Why 40% of universities are diversifying markets right now
40% of universities worldwide are rebuilding their recruitment strategies. The data shows what’s driving the shift, where they’re going, and what’s actually working.
When one market collapses, everything can collapse
Survey responses revealed the risk of relying on one or two countries. One US university lost every student from a region that used to represent 40% of their total enrolment. Another reported a “major drop” in Indian graduate numbers.
This is what concentration risk looks like: a policy shift can wipe out your entire pipeline in a single year.
The numbers tell you who’s diversifying
Some of the hardest-hit regions are moving the fastest.

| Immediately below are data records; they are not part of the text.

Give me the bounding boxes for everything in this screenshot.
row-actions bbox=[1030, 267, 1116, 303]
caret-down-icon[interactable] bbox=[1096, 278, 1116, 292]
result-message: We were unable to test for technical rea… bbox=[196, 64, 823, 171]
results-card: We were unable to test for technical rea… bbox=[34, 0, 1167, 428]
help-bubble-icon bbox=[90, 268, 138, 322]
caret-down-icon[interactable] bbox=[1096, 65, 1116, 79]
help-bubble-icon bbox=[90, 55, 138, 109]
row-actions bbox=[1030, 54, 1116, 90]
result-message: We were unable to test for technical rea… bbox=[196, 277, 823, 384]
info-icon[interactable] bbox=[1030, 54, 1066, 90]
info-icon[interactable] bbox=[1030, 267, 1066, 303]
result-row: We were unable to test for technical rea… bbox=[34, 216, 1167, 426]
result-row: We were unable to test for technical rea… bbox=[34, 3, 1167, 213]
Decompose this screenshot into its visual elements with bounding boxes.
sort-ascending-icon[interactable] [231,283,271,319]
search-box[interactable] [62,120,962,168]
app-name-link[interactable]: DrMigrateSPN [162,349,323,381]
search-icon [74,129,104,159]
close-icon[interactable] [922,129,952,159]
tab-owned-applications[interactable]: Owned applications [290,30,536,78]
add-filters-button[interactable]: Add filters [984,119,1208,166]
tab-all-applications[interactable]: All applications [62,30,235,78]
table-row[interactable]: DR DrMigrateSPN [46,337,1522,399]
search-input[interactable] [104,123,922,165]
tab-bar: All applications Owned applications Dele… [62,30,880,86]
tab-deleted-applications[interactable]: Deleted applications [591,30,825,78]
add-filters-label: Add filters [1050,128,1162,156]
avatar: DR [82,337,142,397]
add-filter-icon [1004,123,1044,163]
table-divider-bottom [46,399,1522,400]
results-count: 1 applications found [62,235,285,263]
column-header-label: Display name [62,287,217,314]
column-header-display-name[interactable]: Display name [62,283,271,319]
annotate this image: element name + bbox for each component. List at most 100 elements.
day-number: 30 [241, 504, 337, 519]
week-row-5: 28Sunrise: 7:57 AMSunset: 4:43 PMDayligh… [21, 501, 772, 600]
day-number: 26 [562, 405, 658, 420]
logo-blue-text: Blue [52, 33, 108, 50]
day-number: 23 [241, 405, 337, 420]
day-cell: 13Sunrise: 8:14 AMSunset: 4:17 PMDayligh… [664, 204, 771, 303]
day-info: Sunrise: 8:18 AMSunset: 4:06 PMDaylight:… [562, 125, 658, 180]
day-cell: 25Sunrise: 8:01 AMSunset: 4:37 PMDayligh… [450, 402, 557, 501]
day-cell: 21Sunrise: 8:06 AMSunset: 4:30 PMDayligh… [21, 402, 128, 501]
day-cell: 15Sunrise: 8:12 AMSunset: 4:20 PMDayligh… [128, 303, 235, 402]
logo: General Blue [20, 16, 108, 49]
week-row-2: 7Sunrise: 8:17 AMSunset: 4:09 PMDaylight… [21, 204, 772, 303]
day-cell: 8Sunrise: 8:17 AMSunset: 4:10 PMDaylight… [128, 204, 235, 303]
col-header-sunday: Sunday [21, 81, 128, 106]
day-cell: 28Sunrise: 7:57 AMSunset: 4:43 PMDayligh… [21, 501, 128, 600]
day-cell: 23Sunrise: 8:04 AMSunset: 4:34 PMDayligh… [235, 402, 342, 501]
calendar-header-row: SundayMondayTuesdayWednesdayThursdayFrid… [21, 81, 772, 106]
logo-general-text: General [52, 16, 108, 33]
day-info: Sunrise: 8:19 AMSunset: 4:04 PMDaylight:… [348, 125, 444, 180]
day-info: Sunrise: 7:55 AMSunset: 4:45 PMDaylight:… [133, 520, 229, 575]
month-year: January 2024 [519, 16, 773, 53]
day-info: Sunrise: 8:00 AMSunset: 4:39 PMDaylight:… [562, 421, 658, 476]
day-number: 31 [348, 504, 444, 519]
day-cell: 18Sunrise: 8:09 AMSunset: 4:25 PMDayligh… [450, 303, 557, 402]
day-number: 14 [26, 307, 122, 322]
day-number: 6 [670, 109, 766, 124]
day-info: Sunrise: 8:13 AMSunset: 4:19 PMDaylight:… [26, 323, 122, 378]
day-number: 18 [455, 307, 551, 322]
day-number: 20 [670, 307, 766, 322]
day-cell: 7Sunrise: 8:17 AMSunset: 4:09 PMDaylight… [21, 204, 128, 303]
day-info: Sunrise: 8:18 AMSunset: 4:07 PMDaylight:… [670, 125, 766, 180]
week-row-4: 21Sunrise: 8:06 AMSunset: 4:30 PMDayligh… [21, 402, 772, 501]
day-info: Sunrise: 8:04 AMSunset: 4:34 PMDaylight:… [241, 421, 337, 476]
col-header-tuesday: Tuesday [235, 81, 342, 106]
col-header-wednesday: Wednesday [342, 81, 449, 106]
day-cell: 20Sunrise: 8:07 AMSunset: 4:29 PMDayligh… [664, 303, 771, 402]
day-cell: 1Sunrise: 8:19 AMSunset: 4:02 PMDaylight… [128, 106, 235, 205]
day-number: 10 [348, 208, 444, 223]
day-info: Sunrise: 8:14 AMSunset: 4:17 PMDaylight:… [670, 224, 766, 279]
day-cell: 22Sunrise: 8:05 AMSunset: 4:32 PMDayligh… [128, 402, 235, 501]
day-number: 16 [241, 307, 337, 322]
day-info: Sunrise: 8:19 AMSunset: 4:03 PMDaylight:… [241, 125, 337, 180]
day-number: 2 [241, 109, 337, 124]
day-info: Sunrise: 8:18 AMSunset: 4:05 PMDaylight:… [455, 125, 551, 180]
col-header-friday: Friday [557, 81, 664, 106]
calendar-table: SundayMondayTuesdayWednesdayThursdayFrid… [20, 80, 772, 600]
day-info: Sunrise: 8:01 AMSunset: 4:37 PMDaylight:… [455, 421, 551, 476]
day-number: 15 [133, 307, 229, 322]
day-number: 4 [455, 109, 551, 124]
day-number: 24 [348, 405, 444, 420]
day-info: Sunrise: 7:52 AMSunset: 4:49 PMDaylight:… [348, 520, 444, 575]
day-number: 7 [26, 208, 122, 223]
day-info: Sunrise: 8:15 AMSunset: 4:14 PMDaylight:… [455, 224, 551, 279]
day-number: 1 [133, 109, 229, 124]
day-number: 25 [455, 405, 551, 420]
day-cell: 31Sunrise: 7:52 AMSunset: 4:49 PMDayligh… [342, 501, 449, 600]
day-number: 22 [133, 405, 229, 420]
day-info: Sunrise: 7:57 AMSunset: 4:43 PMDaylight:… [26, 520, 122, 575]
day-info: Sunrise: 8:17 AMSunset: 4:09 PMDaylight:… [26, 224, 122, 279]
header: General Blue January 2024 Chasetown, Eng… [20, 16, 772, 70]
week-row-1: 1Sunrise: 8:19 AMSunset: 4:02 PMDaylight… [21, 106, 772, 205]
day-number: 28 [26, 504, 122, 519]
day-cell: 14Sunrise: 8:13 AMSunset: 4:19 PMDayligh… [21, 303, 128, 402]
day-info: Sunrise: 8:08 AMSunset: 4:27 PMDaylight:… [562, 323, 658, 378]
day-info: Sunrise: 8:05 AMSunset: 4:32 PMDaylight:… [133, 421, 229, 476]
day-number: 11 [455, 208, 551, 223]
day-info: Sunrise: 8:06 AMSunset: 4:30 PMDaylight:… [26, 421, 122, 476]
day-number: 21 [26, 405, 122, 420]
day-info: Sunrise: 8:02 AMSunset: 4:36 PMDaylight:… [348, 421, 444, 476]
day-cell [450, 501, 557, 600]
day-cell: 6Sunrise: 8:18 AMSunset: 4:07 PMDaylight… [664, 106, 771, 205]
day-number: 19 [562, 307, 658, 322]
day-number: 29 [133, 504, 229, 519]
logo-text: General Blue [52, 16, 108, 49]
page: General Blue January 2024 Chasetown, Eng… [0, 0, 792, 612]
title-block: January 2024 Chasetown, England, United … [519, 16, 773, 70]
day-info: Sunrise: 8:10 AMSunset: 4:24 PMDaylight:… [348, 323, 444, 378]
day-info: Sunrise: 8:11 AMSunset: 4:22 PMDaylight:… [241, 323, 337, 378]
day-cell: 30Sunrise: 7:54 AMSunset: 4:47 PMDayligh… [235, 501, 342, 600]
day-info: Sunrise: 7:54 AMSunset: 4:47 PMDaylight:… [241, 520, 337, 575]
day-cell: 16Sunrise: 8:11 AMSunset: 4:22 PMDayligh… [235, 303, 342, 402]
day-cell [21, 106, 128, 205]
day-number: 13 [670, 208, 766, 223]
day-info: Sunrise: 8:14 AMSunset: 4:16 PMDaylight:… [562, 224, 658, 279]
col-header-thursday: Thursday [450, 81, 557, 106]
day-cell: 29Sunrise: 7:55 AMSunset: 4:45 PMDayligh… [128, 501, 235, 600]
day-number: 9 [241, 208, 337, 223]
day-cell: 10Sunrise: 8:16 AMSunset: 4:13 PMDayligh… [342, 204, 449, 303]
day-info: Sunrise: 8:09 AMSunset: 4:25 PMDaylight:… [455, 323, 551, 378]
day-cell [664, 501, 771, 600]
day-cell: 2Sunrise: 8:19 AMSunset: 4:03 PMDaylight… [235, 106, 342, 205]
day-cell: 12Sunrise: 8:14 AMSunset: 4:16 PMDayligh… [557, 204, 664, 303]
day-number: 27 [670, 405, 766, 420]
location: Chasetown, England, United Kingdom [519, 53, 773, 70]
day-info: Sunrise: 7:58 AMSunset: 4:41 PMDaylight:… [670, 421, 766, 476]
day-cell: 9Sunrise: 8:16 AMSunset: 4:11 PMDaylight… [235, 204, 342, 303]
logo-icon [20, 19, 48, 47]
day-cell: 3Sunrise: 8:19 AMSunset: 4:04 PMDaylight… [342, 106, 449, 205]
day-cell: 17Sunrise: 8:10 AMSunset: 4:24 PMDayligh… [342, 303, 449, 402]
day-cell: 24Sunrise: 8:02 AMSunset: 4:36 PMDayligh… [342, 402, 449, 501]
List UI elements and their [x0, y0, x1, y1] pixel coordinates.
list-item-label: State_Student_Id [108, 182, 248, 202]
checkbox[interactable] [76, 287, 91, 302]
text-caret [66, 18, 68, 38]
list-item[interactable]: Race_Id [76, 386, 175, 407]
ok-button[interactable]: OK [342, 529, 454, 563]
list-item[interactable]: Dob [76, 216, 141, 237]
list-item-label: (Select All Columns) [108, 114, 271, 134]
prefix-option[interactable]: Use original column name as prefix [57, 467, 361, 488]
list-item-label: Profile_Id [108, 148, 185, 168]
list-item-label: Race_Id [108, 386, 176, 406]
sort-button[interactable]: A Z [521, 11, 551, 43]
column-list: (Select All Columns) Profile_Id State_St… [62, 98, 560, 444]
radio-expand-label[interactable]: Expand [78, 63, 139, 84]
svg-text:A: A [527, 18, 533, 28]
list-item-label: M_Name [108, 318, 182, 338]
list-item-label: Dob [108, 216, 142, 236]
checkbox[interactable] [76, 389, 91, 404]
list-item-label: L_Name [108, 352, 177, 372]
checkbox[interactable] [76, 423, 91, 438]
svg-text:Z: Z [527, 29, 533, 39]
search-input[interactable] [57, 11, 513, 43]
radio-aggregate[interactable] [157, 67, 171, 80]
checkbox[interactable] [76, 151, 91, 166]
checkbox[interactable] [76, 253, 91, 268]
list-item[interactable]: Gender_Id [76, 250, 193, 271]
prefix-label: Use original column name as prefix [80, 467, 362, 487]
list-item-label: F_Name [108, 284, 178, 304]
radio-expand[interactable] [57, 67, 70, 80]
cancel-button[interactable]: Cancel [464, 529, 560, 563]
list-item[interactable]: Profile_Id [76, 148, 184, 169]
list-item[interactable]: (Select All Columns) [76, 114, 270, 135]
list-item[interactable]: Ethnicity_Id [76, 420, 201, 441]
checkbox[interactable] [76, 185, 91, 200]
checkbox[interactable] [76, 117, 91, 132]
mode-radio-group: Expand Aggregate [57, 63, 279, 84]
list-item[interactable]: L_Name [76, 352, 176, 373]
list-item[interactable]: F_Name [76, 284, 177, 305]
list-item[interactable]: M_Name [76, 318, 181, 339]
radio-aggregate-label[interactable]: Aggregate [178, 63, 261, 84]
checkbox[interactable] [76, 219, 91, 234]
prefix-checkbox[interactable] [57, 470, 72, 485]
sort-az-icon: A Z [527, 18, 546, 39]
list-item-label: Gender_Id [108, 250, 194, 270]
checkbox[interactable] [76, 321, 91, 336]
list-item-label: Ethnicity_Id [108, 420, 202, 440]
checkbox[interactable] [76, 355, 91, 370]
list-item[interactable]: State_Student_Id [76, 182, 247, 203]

Where universities are actually going
Survey responses named the same regions repeatedly: Sub-Saharan Africa (Nigeria, Ghana, Kenya), Southeast Asia (Vietnam, Thailand, Indonesia), Latin America, and Gulf countries.
The students are still out there. They’re just coming from different places now.
Meanwhile, traditional pipelines are drying up. US institutions reported declining Indian postgraduate numbers. UK universities noted dropping Chinese demand. European institutions saw their EEA recruitment fall.
The problem: diversify with less money
60% of Canadian institutions expect budget cuts next year. 28% of US institutions. They need to find new markets with smaller teams and tighter budgets.
One European institution summed it up: “We are forced to shift focus. But with limited resources, it’s difficult to start from scratch.”
What’s working: emerging markets, regional focus, online programmes
Institutions reporting growth mentioned similar approaches: shifting recruitment to emerging markets, targeting specific high-growth regions, and expanding online programmes (26% of US universities are doing this).
None of it’s revolutionary. It’s practical choices instead of waiting for old markets to recover.
The pattern holds across regions: when visa restrictions make traditional recruitment harder, universities look elsewhere. Policy pressure doesn’t just reduce enrolment. It forces institutions to rebuild their entire strategy.